The present study was conducted to investigate the role of NK1 receptors and of nitric oxide (NO) on the pathogenesis of cyclophosphamide-induced cystitis, in rats. This bladder toxicity was characterized by marked increases in protein plasma extravasation, urothelial damage, edema, white blood cell infiltrates, and vascular congestion. These changes were associated with appearance of Ca2+-independent NO-synthase (NOS) activity [characteristic of inducible NOS (iNOS)] in the bladder and with increases in urinary NO metabolites.
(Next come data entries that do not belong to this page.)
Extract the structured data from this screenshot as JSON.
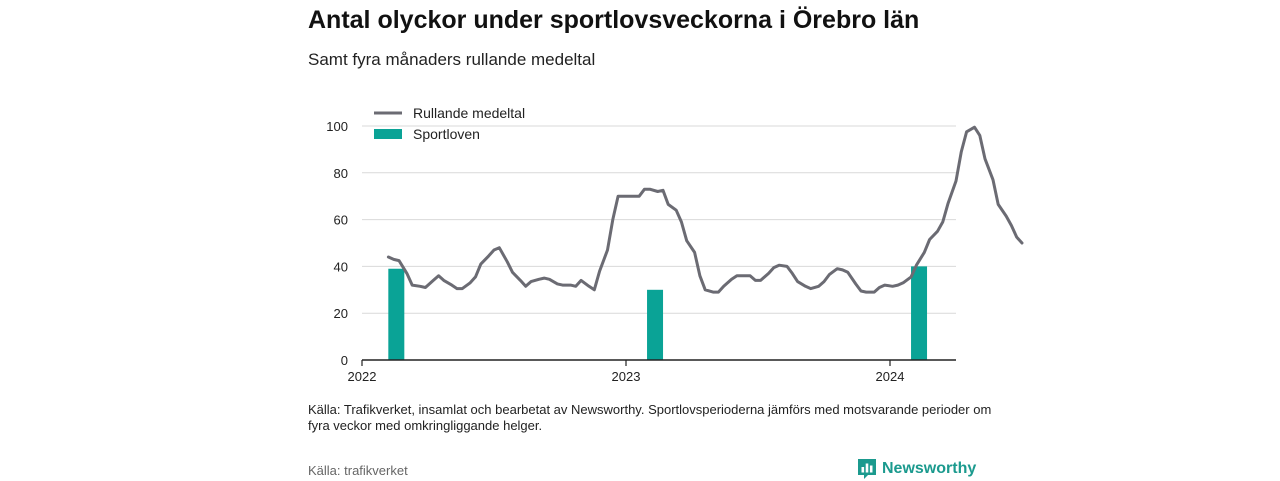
{
  "header": {
    "title": "Antal olyckor under sportlovsveckorna i Örebro län",
    "subtitle": "Samt fyra månaders rullande medeltal"
  },
  "footer": {
    "note": "Källa: Trafikverket, insamlat och bearbetat av Newsworthy. Sportlovsperioderna jämförs med motsvarande perioder om fyra veckor med omkringliggande helger.",
    "source": "Källa: trafikverket",
    "brand": "Newsworthy"
  },
  "colors": {
    "line": "#6b6b73",
    "bars": "#0aa396",
    "brand": "#1b9a8e"
  },
  "icons": {
    "brand_logo": "newsworthy-chart-bubble-icon"
  },
  "chart_data": {
    "type": "bar+line",
    "xlim": [
      2022.0,
      2024.25
    ],
    "ylim": [
      0,
      100
    ],
    "x_ticks": [
      2022,
      2023,
      2024
    ],
    "x_tick_labels": [
      "2022",
      "2023",
      "2024"
    ],
    "y_ticks": [
      0,
      20,
      40,
      60,
      80,
      100
    ],
    "y_tick_labels": [
      "0",
      "20",
      "40",
      "60",
      "80",
      "100"
    ],
    "grid": "horizontal",
    "legend_position": "top-left",
    "series": [
      {
        "name": "Rullande medeltal",
        "kind": "line",
        "points": [
          [
            2022.1,
            44
          ],
          [
            2022.12,
            43
          ],
          [
            2022.14,
            42.5
          ],
          [
            2022.17,
            37
          ],
          [
            2022.19,
            32
          ],
          [
            2022.22,
            31.5
          ],
          [
            2022.24,
            31
          ],
          [
            2022.27,
            34
          ],
          [
            2022.29,
            36
          ],
          [
            2022.31,
            34
          ],
          [
            2022.34,
            32
          ],
          [
            2022.36,
            30.5
          ],
          [
            2022.38,
            30.5
          ],
          [
            2022.41,
            33
          ],
          [
            2022.43,
            35.5
          ],
          [
            2022.45,
            41
          ],
          [
            2022.48,
            44.5
          ],
          [
            2022.5,
            47
          ],
          [
            2022.52,
            48
          ],
          [
            2022.55,
            42
          ],
          [
            2022.57,
            37.5
          ],
          [
            2022.6,
            34
          ],
          [
            2022.62,
            31.5
          ],
          [
            2022.64,
            33.5
          ],
          [
            2022.67,
            34.5
          ],
          [
            2022.69,
            35
          ],
          [
            2022.71,
            34.5
          ],
          [
            2022.74,
            32.5
          ],
          [
            2022.76,
            32
          ],
          [
            2022.79,
            32
          ],
          [
            2022.81,
            31.5
          ],
          [
            2022.83,
            34
          ],
          [
            2022.86,
            31.5
          ],
          [
            2022.88,
            30
          ],
          [
            2022.9,
            38
          ],
          [
            2022.93,
            47
          ],
          [
            2022.95,
            60
          ],
          [
            2022.97,
            70
          ],
          [
            2023.0,
            70
          ],
          [
            2023.02,
            70
          ],
          [
            2023.05,
            70
          ],
          [
            2023.07,
            73
          ],
          [
            2023.09,
            73
          ],
          [
            2023.12,
            72
          ],
          [
            2023.14,
            72.5
          ],
          [
            2023.16,
            66.5
          ],
          [
            2023.19,
            64
          ],
          [
            2023.21,
            59
          ],
          [
            2023.23,
            51
          ],
          [
            2023.26,
            46
          ],
          [
            2023.28,
            36
          ],
          [
            2023.3,
            30
          ],
          [
            2023.33,
            29
          ],
          [
            2023.35,
            29
          ],
          [
            2023.37,
            31.5
          ],
          [
            2023.4,
            34.5
          ],
          [
            2023.42,
            36
          ],
          [
            2023.44,
            36
          ],
          [
            2023.47,
            36
          ],
          [
            2023.49,
            34
          ],
          [
            2023.51,
            34
          ],
          [
            2023.54,
            37
          ],
          [
            2023.56,
            39.5
          ],
          [
            2023.58,
            40.5
          ],
          [
            2023.61,
            40
          ],
          [
            2023.63,
            37
          ],
          [
            2023.65,
            33.5
          ],
          [
            2023.68,
            31.5
          ],
          [
            2023.7,
            30.5
          ],
          [
            2023.73,
            31.5
          ],
          [
            2023.75,
            33.5
          ],
          [
            2023.77,
            36.5
          ],
          [
            2023.8,
            39
          ],
          [
            2023.82,
            38.5
          ],
          [
            2023.84,
            37.5
          ],
          [
            2023.87,
            32.5
          ],
          [
            2023.89,
            29.5
          ],
          [
            2023.91,
            29
          ],
          [
            2023.94,
            29
          ],
          [
            2023.96,
            31
          ],
          [
            2023.98,
            32
          ],
          [
            2024.01,
            31.5
          ],
          [
            2024.03,
            32
          ],
          [
            2024.05,
            33
          ],
          [
            2024.08,
            35.5
          ],
          [
            2024.1,
            40.5
          ],
          [
            2024.13,
            46
          ],
          [
            2024.15,
            51.5
          ],
          [
            2024.18,
            55
          ],
          [
            2024.2,
            59
          ],
          [
            2024.22,
            67
          ],
          [
            2024.25,
            76.5
          ],
          [
            2024.27,
            89
          ],
          [
            2024.29,
            97.5
          ],
          [
            2024.32,
            99.5
          ],
          [
            2024.34,
            96
          ],
          [
            2024.36,
            86
          ],
          [
            2024.39,
            77
          ],
          [
            2024.41,
            66.5
          ],
          [
            2024.44,
            61.5
          ],
          [
            2024.46,
            57.5
          ],
          [
            2024.48,
            52.5
          ],
          [
            2024.5,
            50
          ]
        ]
      },
      {
        "name": "Sportloven",
        "kind": "bar",
        "points": [
          [
            2022.13,
            39
          ],
          [
            2023.11,
            30
          ],
          [
            2024.11,
            40
          ]
        ]
      }
    ]
  }
}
GR205171, a selective NK1 antagonist (10-20 mg/kg, i.p.) reduced cyclophosphamide-induced increases in protein plasma extravasation and in the urinary excretion of NO metabolites. N(G)-Nitro-L-arginine (L-NNA) (10 mg/kg, i.p.), a NOS inhibitor, reduced basal and cyclophosphamide-induced increases in NO metabolites and protected against cyclophosphamide-induced protein plasma extravasation. GR205171 had no effect, whereas L-NNA reduced basal NO metabolite excretion. Combined treatment with the NK1 antagonist and the NO-synthesis inhibitor produced comparable reduction in protein plasma extravasation than that achieved with each drug given separately. Combined drug treatment ameliorated cyclophosphamide-induced urothelial damage, and the extent of edema, vascular congestion, and white blood cell infiltrates in the bladder. In summary, NK1 receptors and iNOS play a role in NO formation and on cyclophosphamide-induced cystitis. Activation of NK1 receptors mainly acts through the formation of NO. It is proposed that cyclophosphamide and/or its metabolites would stimulate primary afferent capsaicin-sensitive fibers in the bladder, releasing neuropeptides, which would activate NK1 receptors. However, additional mechanisms are involved, because neither the NK1 receptor antagonist nor the NO synthesis inhibitor, either alone or in combination, were able to completely prevent the toxicity.